A influência da sociedade, reforçando esse modelo padrão do que significa ‘ser homem’ é um dos maiores desafios a ser enfrentado. Na avaliação de Andreza e Rogério, se o trabalho de reflexão iniciado na oficina não tiver atividades que deem continuidade, o adolescente poderá ter dificuldades de colocar em prática essa nova percepção da masculinidade. Nesse sentido, uma das estratégias do projeto é a realização de campanhas comunitárias, que são criadas com os próprios jovens para estender os debates aos moradores daquela localidade. São desenvolvidos pôsteres, camisetas, histórias em quadrinho, rádio-novela, cartazes, entre outras peças.

“Costumo dizer que em todo lugar existem os fiscais da masculinidade. São aquelas pessoas que a todo o momento reforçam o padrão, com os comentários: ‘Está chorando?
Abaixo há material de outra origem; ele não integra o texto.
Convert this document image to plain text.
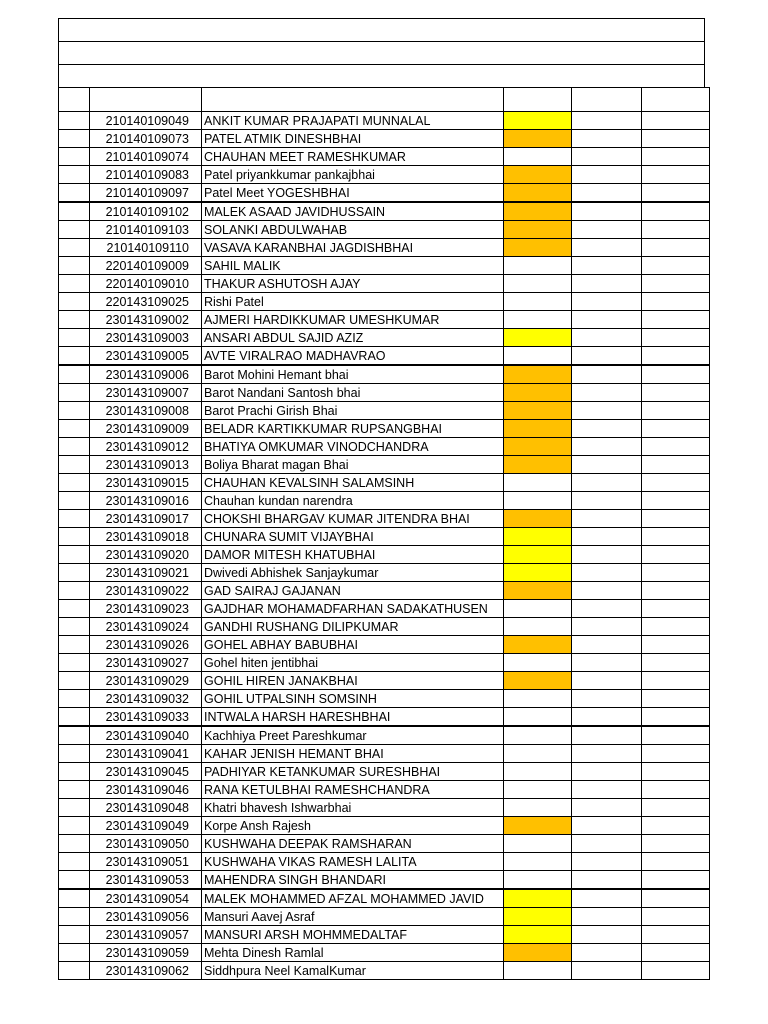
	210140109049	ANKIT KUMAR PRAJAPATI MUNNALAL			
	210140109073	PATEL ATMIK DINESHBHAI			
	210140109074	CHAUHAN MEET RAMESHKUMAR			
	210140109083	Patel priyankkumar pankajbhai			
	210140109097	Patel Meet YOGESHBHAI			
	210140109102	MALEK ASAAD JAVIDHUSSAIN			
	210140109103	SOLANKI ABDULWAHAB			
	210140109110	VASAVA KARANBHAI JAGDISHBHAI			
	220140109009	SAHIL MALIK			
	220140109010	THAKUR ASHUTOSH AJAY			
	220143109025	Rishi Patel			
	230143109002	AJMERI HARDIKKUMAR UMESHKUMAR			
	230143109003	ANSARI ABDUL SAJID AZIZ			
	230143109005	AVTE VIRALRAO MADHAVRAO			
	230143109006	Barot Mohini Hemant bhai			
	230143109007	Barot Nandani Santosh bhai			
	230143109008	Barot Prachi Girish Bhai			
	230143109009	BELADR KARTIKKUMAR RUPSANGBHAI			
	230143109012	BHATIYA OMKUMAR VINODCHANDRA			
	230143109013	Boliya Bharat magan Bhai			
	230143109015	CHAUHAN KEVALSINH SALAMSINH			
	230143109016	Chauhan kundan narendra			
	230143109017	CHOKSHI BHARGAV KUMAR JITENDRA BHAI			
	230143109018	CHUNARA SUMIT VIJAYBHAI			
	230143109020	DAMOR MITESH KHATUBHAI			
	230143109021	Dwivedi Abhishek Sanjaykumar			
	230143109022	GAD SAIRAJ GAJANAN			
	230143109023	GAJDHAR MOHAMADFARHAN SADAKATHUSEN			
	230143109024	GANDHI RUSHANG DILIPKUMAR			
	230143109026	GOHEL ABHAY BABUBHAI			
	230143109027	Gohel hiten jentibhai			
	230143109029	GOHIL HIREN JANAKBHAI			
	230143109032	GOHIL UTPALSINH SOMSINH			
	230143109033	INTWALA HARSH HARESHBHAI			
	230143109040	Kachhiya Preet Pareshkumar			
	230143109041	KAHAR JENISH HEMANT BHAI			
	230143109045	PADHIYAR KETANKUMAR SURESHBHAI			
	230143109046	RANA KETULBHAI RAMESHCHANDRA			
	230143109048	Khatri bhavesh Ishwarbhai			
	230143109049	Korpe Ansh Rajesh			
	230143109050	KUSHWAHA DEEPAK RAMSHARAN			
	230143109051	KUSHWAHA VIKAS RAMESH LALITA			
	230143109053	MAHENDRA SINGH BHANDARI			
	230143109054	MALEK MOHAMMED AFZAL MOHAMMED JAVID			
	230143109056	Mansuri Aavej Asraf			
	230143109057	MANSURI ARSH MOHMMEDALTAF			
	230143109059	Mehta Dinesh Ramlal			
	230143109062	Siddhpura Neel KamalKumar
Não é homem, não?’; ‘Vai ficar escrevendo bilhetinho para a namorada? Que coisa boba!‘, ‘Está com medo? Ih, não é homem!’. E isso é na escola, no grupo de amigos e até na família”, destaca Andreza.

As principais consequências desse padrão de masculinidade são o aumento da violência: a falta de cuidado com a saúde, o que deixa o homem mais exposto a doenças, como DSTs e Aids; menos envolvimento paterno; a homofobia (discriminação e preconceito contra os homossexuais); as dificuldades de relacionamento com a parceira; e a violência doméstica.

"Ir contra o modelo tradicional e quebrar preconceitos, mostrando que o homem pode ser cuidadoso, carinhoso, sensível e ter outras características, em geral atribuídas ao universo feminino, são essenciais para a construção de uma sociedade mais justa, que promova a relação saudável entre homens e mulheres.", conclui Christine Ricardo.